Publié le mercredi 04 janvier 2012 à 08H45 - Vu 785 fois
Claude Scabalat, maire de Boult-sur-Suippe, la commune qui a gagné le plus d'habitants dans l'arrondissement de Reims.
REIMS (Marne). L'Insee vient de publier de nouveaux chiffres sur la population française : la Champagne-Ardenne est la seule région à perdre des habitants. Reims et son arrondissement n'en sont pas exempts. Ils comptent aujourd'hui 291 833 habitants. Soit 95 de moins qu'en 2011 et 1.024 de moins qu'en 2010.
Seize cantons et cent cinquante-six communes. Voici de quoi se compose l'arrondissement de Reims et comment étudier de très près l'évolution de sa population.
Or le constat n'est pas très folichon. L'arrondissement, en perte de vitesse, compte 291 833 habitants en 2012 contre 291 928 en 2011 selon les estimations que vient de publier l'Insee (*). 95 personnes ont donc quitté le territoire.
En y regardant de plus près, la cité des Sacres, particulièrement affectée par ce dépeuplement, perd plus de deux mille habitants en deux ans (voir tableau). « Mais nous sommes en train d'inverser la tendance », tempère Éric Quénard, premier adjoint au maire de Reims, tout en expliquant que si les habitants continuent à quitter Reims ils sont bien moins nombreux à le faire qu'en 2010.
Reims loin d'atteindre son objectif
« Nous avons investi plus de trois millions d'euros jusqu'en 2014 afin de créer de l'emploi, de le sauvegarder, mais aussi du logement et pour attirer les étudiants », poursuit-il.
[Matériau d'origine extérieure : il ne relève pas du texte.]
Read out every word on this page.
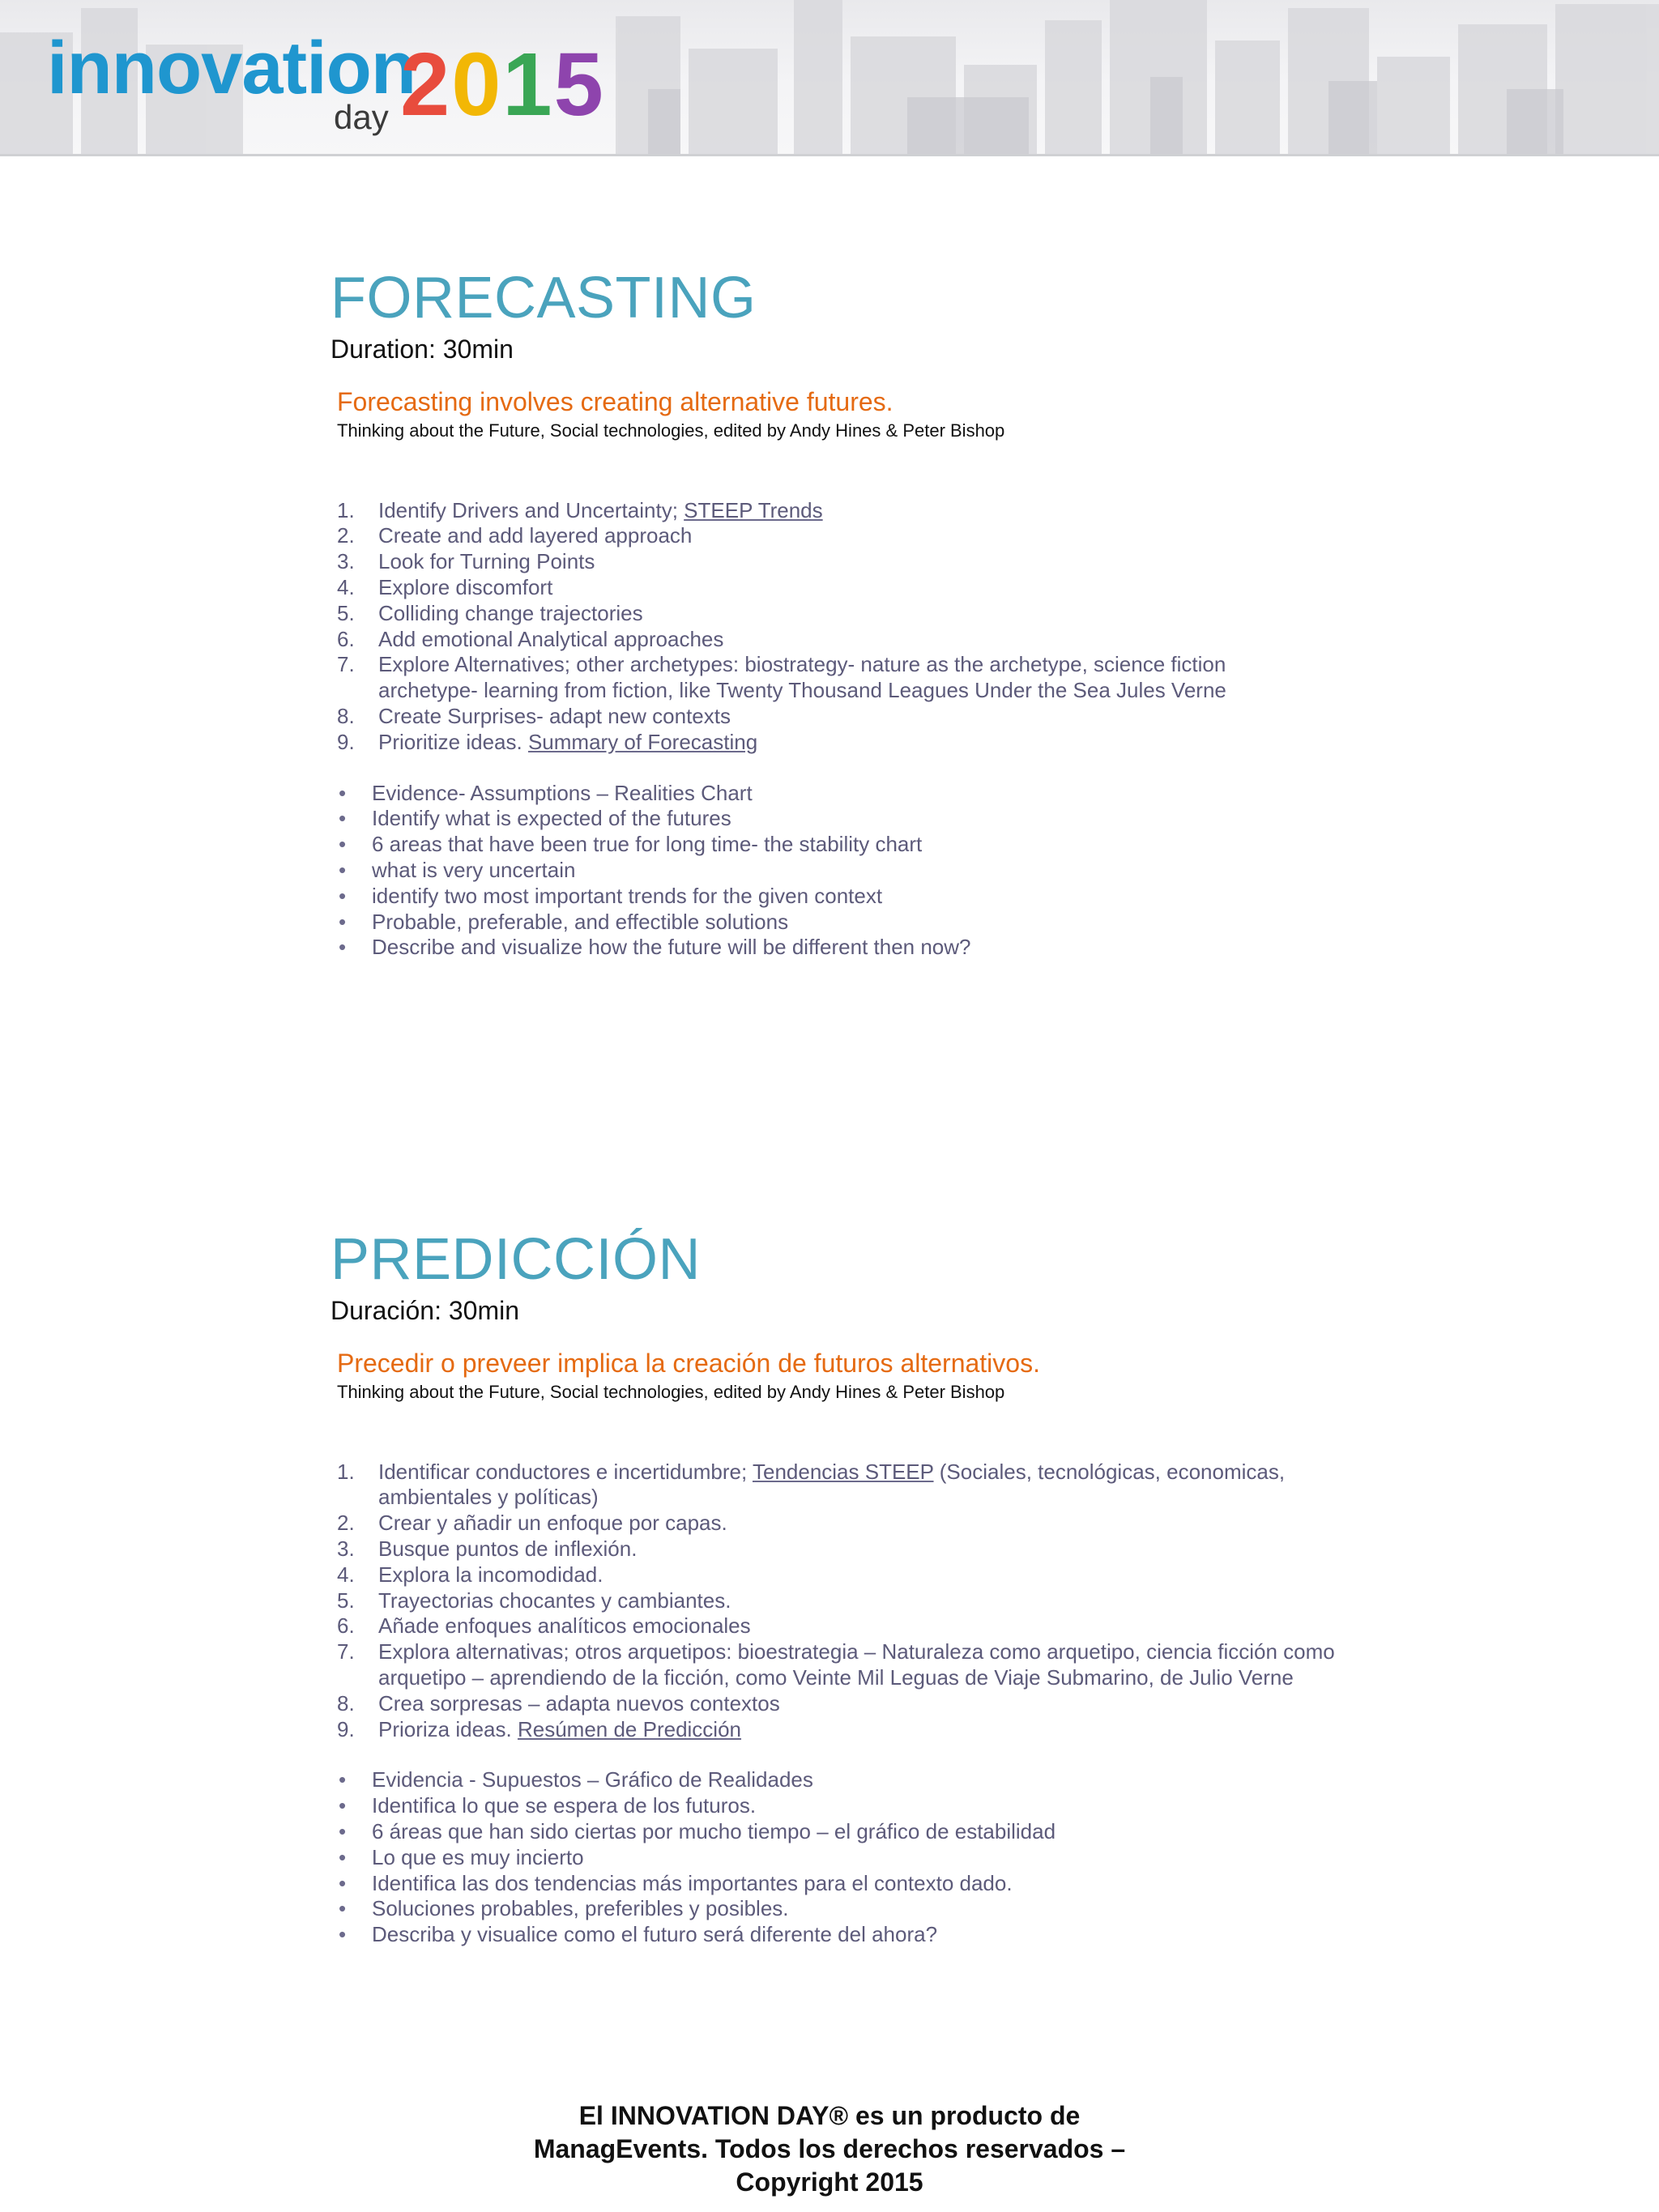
innovation
day 2015
FORECASTING
Duration: 30min
Forecasting involves creating alternative futures.
Thinking about the Future, Social technologies, edited by Andy Hines & Peter Bishop
1. Identify Drivers and Uncertainty; STEEP Trends
2. Create and add layered approach
3. Look for Turning Points
4. Explore discomfort
5. Colliding change trajectories
6. Add emotional Analytical approaches
7. Explore Alternatives; other archetypes: biostrategy- nature as the archetype, science fiction archetype- learning from fiction, like Twenty Thousand Leagues Under the Sea Jules Verne
8. Create Surprises- adapt new contexts
9. Prioritize ideas. Summary of Forecasting
• Evidence- Assumptions – Realities Chart
• Identify what is expected of the futures
• 6 areas that have been true for long time- the stability chart
• what is very uncertain
• identify two most important trends for the given context
• Probable, preferable, and effectible solutions
• Describe and visualize how the future will be different then now?
PREDICCIÓN
Duración: 30min
Precedir o preveer implica la creación de futuros alternativos.
Thinking about the Future, Social technologies, edited by Andy Hines & Peter Bishop
1. Identificar conductores e incertidumbre; Tendencias STEEP (Sociales, tecnológicas, economicas, ambientales y políticas)
2. Crear y añadir un enfoque por capas.
3. Busque puntos de inflexión.
4. Explora la incomodidad.
5. Trayectorias chocantes y cambiantes.
6. Añade enfoques analíticos emocionales
7. Explora alternativas; otros arquetipos: bioestrategia – Naturaleza como arquetipo, ciencia ficción como arquetipo – aprendiendo de la ficción, como Veinte Mil Leguas de Viaje Submarino, de Julio Verne
8. Crea sorpresas – adapta nuevos contextos
9. Prioriza ideas. Resúmen de Predicción
• Evidencia - Supuestos – Gráfico de Realidades
• Identifica lo que se espera de los futuros.
• 6 áreas que han sido ciertas por mucho tiempo – el gráfico de estabilidad
• Lo que es muy incierto
• Identifica las dos tendencias más importantes para el contexto dado.
• Soluciones probables, preferibles y posibles.
• Describa y visualice como el futuro será diferente del ahora?
El INNOVATION DAY® es un producto de
ManagEvents. Todos los derechos reservados –
Copyright 2015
Reste qu'à cette allure Reims devra mettre le turbo pour atteindre les 20 000 habitants supplémentaires promis par la maire pour 2020.
Parallèlement, de petites communes comme Cormontreuil, Muizon ou encore Sermiers suivent la même tendance. Pourquoi ?
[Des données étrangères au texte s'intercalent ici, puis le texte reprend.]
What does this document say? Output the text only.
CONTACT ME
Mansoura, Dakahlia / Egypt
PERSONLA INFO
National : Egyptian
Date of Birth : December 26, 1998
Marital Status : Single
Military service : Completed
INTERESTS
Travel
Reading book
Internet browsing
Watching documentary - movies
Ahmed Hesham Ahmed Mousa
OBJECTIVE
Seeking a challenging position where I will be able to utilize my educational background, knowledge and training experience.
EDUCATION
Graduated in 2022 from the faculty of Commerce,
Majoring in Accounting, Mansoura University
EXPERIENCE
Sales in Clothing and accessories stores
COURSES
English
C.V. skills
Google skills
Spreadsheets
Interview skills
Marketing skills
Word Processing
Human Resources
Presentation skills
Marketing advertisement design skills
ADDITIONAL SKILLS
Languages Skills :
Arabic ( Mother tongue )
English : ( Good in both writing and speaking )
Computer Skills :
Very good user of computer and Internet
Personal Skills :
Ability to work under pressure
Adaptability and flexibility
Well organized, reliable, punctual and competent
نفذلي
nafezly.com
« La fermeture de la BA 112 nous a fait du tort », avance Martine Jolly, maire de Coucy, un village de 1 308 habitants. « Une dizaine de familles sont parties. Or, depuis deux ou trois ans, il est devenu difficile de revendre ou de relouer les logements. » Les jeunes, en quête de travail, désertent aussi. Du coup l'école maternelle a fermé à la rentrée de septembre.
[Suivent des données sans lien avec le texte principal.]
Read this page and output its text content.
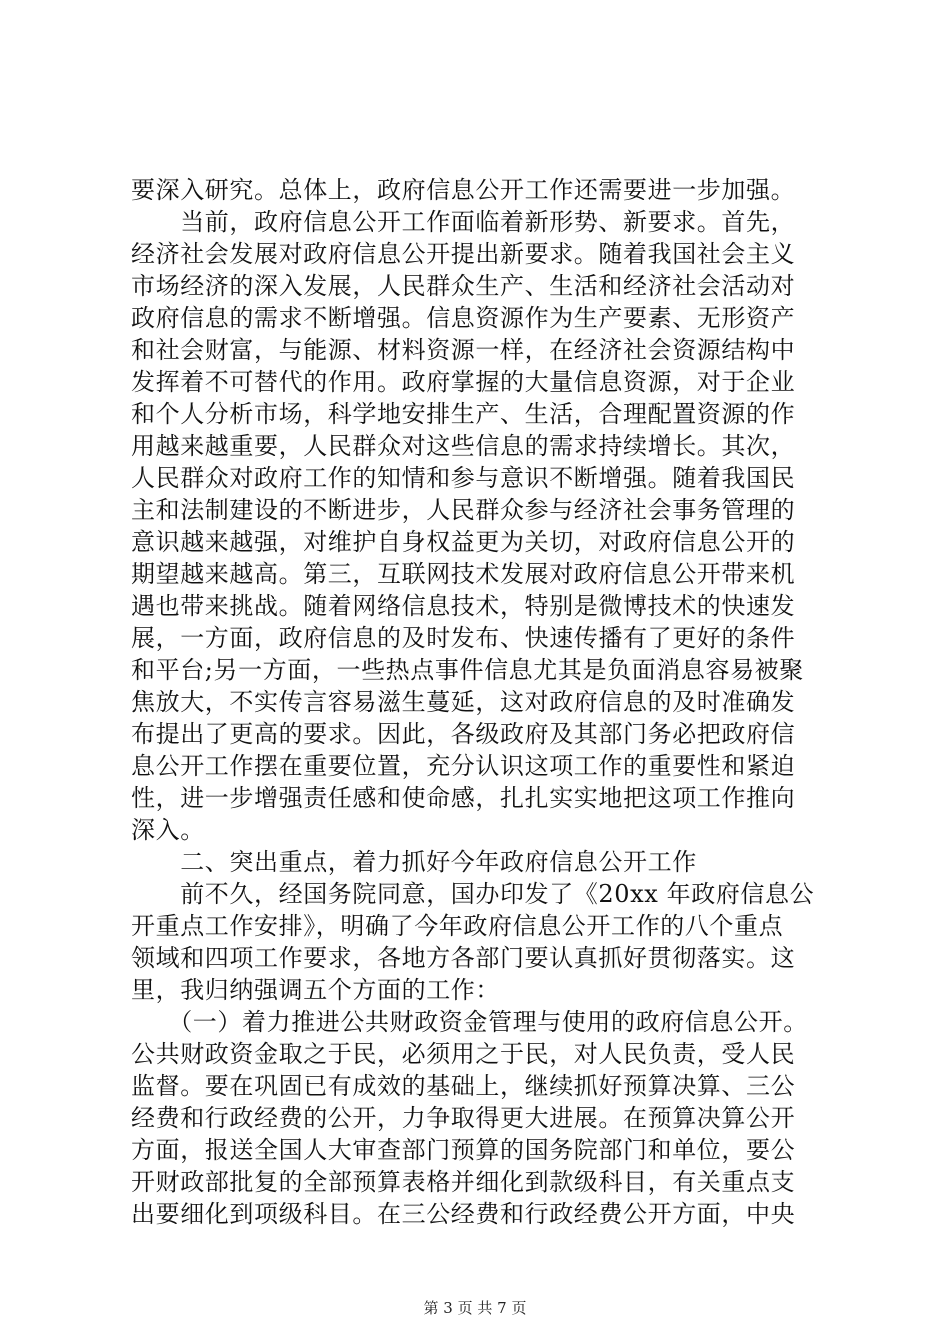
要深入研究。总体上，政府信息公开工作还需要进一步加强。
　　当前，政府信息公开工作面临着新形势、新要求。首先，
经济社会发展对政府信息公开提出新要求。随着我国社会主义
市场经济的深入发展，人民群众生产、生活和经济社会活动对
政府信息的需求不断增强。信息资源作为生产要素、无形资产
和社会财富，与能源、材料资源一样，在经济社会资源结构中
发挥着不可替代的作用。政府掌握的大量信息资源，对于企业
和个人分析市场，科学地安排生产、生活，合理配置资源的作
用越来越重要，人民群众对这些信息的需求持续增长。其次，
人民群众对政府工作的知情和参与意识不断增强。随着我国民
主和法制建设的不断进步，人民群众参与经济社会事务管理的
意识越来越强，对维护自身权益更为关切，对政府信息公开的
期望越来越高。第三，互联网技术发展对政府信息公开带来机
遇也带来挑战。随着网络信息技术，特别是微博技术的快速发
展，一方面，政府信息的及时发布、快速传播有了更好的条件
和平台;另一方面，一些热点事件信息尤其是负面消息容易被聚
焦放大，不实传言容易滋生蔓延，这对政府信息的及时准确发
布提出了更高的要求。因此，各级政府及其部门务必把政府信
息公开工作摆在重要位置，充分认识这项工作的重要性和紧迫
性，进一步增强责任感和使命感，扎扎实实地把这项工作推向
深入。
　　二、突出重点，着力抓好今年政府信息公开工作
　　前不久，经国务院同意，国办印发了《20xx 年政府信息公
开重点工作安排》，明确了今年政府信息公开工作的八个重点
领域和四项工作要求，各地方各部门要认真抓好贯彻落实。这
里，我归纳强调五个方面的工作：
　　（一）着力推进公共财政资金管理与使用的政府信息公开。
公共财政资金取之于民，必须用之于民，对人民负责，受人民
监督。要在巩固已有成效的基础上，继续抓好预算决算、三公
经费和行政经费的公开，力争取得更大进展。在预算决算公开
方面，报送全国人大审查部门预算的国务院部门和单位，要公
开财政部批复的全部预算表格并细化到款级科目，有关重点支
出要细化到项级科目。在三公经费和行政经费公开方面，中央
第 3 页 共 7 页
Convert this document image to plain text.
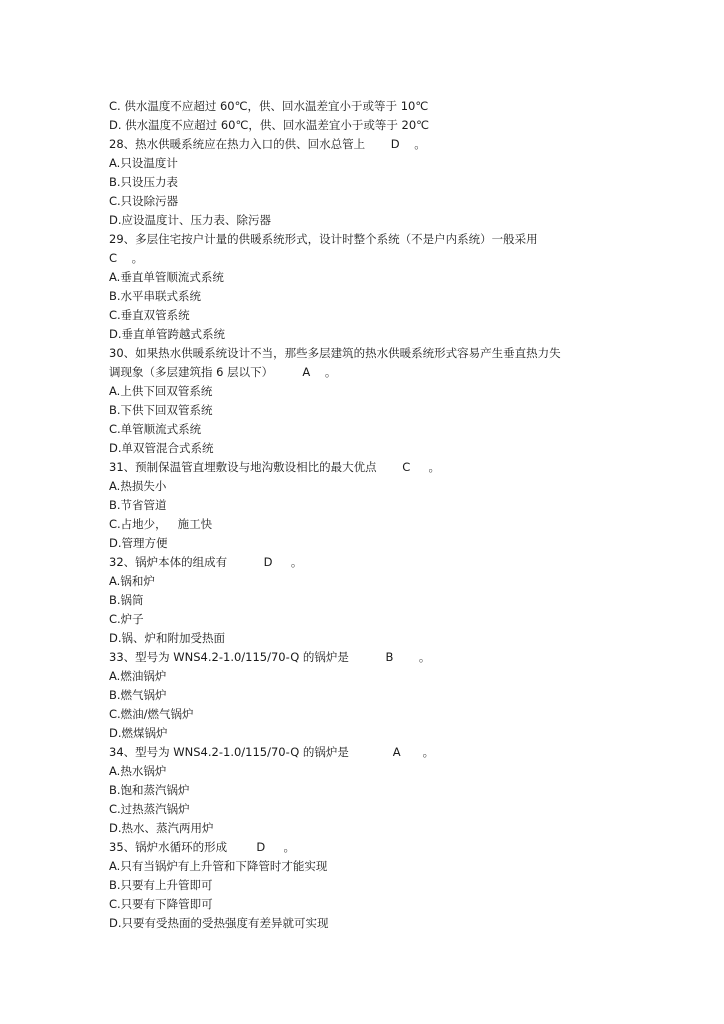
C. 供水温度不应超过 60℃，供、回水温差宜小于或等于 10℃
D. 供水温度不应超过 60℃，供、回水温差宜小于或等于 20℃
28、热水供暖系统应在热力入口的供、回水总管上       D    。
A.只设温度计
B.只设压力表
C.只设除污器
D.应设温度计、压力表、除污器
29、多层住宅按户计量的供暖系统形式，设计时整个系统（不是户内系统）一般采用
C    。
A.垂直单管顺流式系统
B.水平串联式系统
C.垂直双管系统
D.垂直单管跨越式系统
30、如果热水供暖系统设计不当，那些多层建筑的热水供暖系统形式容易产生垂直热力失
调现象（多层建筑指 6 层以下）        A    。
A.上供下回双管系统
B.下供下回双管系统
C.单管顺流式系统
D.单双管混合式系统
31、预制保温管直埋敷设与地沟敷设相比的最大优点       C     。
A.热损失小
B.节省管道
C.占地少，   施工快
D.管理方便
32、锅炉本体的组成有          D     。
A.锅和炉
B.锅筒
C.炉子
D.锅、炉和附加受热面
33、型号为 WNS4.2-1.0/115/70-Q 的锅炉是          B       。
A.燃油锅炉
B.燃气锅炉
C.燃油/燃气锅炉
D.燃煤锅炉
34、型号为 WNS4.2-1.0/115/70-Q 的锅炉是            A      。
A.热水锅炉
B.饱和蒸汽锅炉
C.过热蒸汽锅炉
D.热水、蒸汽两用炉
35、锅炉水循环的形成        D     。
A.只有当锅炉有上升管和下降管时才能实现
B.只要有上升管即可
C.只要有下降管即可
D.只要有受热面的受热强度有差异就可实现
"Une population vieillissante dans les villages"
Du côté de Cormontreuil, comptant pourtant 6 279 habitants en 2012, le son de cloche est identique. « La population vieillit, les enfants partent. Nous n'avons que de petites maisons individuelles occupées par des personnes âgées », rapporte Jean Marx, le premier magistrat. Un constat que dresse également son homologue de Muizon, Germain Renard. « Quand on vient ici, on s'y sent bien, on y reste et on y meurt. »
Du coup, pour tenter de remédier aux départs, les municipalités investissent dans la construction de logements collectifs ou élargissent leurs zones de construction. D'autant que la diminution du nombre d'habitants implique forcément une perte de revenus pour la commune. Seulement voilà, cela prend du temps.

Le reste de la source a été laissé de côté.